Je suis d’accord pour Maxim’s le jour de ton anniversaire… mais je ne sais pas si c’est ouvert le lundi… de plus tu seras déçue ! J’y suis allé plusieurs fois et en dehors ‘des prix’ il n’y a rien d’exceptionnel… sauf un certain snobisme à y aller. Je crois qu’il y a mieux dans Paris
[…]
Voilà petite fille, ‘Mister’ votre z’époux termine par de doux bécots d’amour sur tout ce qui est toi… si tu es sage, je t’épouse… mais avant de faire une telle connerie… je vais consulter mes avocats – eh oui pour la corde au cou… j’ai le dois à ma demande de grâce !! présidentielle.
Je t’adore… pas plus compliqué que cela.
Ton N°I el Viejo »


Jacques Mesrine rencontre Jeanne Schneider en 1968. Elle est call-girl, dont les souteneurs auraint été abattus par Mesrine, selon ses dires. Après plusieurs larcins commis en Europe, tous deux fuient au Québec et poursuivent leurs activités criminelles. Ils passent plusieurs années en prison, et ce malgré l’acquittement du couple suite au meurtre d’Évelyne Le Bouthilier (patronne d’un motel à Percé où le couple Mesrine-Schneider avait résidé le soir de l’assassinat).

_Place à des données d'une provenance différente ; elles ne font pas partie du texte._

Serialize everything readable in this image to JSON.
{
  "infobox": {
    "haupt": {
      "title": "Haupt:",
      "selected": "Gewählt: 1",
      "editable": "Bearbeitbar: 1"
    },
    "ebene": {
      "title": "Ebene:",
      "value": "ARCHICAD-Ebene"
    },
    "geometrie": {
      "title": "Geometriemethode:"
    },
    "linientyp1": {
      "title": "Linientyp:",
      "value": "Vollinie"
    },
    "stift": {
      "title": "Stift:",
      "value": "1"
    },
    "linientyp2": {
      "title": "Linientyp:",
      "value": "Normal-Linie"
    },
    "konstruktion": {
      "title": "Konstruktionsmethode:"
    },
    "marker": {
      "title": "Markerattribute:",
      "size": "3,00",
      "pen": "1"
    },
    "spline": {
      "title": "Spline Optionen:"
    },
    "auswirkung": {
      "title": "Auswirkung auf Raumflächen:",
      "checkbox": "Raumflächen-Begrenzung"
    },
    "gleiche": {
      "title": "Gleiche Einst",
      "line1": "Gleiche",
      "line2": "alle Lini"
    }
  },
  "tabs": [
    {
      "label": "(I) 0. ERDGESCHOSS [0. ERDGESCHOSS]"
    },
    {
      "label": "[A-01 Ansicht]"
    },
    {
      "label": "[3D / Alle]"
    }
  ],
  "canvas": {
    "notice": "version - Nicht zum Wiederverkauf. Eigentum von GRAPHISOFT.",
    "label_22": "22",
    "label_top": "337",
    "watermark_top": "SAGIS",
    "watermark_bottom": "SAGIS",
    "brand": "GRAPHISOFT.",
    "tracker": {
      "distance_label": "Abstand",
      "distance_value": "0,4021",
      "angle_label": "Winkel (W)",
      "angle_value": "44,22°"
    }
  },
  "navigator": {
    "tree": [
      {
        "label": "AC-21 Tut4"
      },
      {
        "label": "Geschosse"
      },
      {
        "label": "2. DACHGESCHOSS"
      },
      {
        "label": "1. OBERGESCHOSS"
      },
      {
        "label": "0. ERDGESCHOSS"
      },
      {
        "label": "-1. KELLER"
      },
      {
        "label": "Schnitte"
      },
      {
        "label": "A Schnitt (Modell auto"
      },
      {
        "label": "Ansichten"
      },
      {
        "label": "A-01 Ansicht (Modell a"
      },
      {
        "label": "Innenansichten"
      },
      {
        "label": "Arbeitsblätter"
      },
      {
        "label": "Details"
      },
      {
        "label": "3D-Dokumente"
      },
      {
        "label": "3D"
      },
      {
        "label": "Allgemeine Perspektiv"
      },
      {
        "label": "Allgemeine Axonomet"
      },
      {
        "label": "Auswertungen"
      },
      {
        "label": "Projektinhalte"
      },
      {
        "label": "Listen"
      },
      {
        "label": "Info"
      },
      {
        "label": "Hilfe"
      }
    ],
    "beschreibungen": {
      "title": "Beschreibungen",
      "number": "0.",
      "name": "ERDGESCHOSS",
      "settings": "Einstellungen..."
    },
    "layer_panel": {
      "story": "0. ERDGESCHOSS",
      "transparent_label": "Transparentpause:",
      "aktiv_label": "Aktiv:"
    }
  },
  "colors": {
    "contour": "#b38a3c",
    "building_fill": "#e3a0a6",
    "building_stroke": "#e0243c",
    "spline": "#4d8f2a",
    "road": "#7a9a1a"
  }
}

Rentrée en France pour purger sa peine à Fleury-Mérogis au début de 1973, Jeanne apprend que Mesrine vient d’être arrêté à Boulogne-Billancourt et condamné à 20 ans de prison. Fatiguée de cette vie de gangster, Jeanne Schneider finit par se ranger et rompre alors que Mesrine est toujours en prison. L’ennemi public numéro 1 ne s’arrête pas. Il condamne avec acharnement ses conditions de détention en QHS puis s’évade. Il tombe sous les balles de la BRI après 16 mois de cavale, le 2 novembre 1979, à l’âge de 42 ans.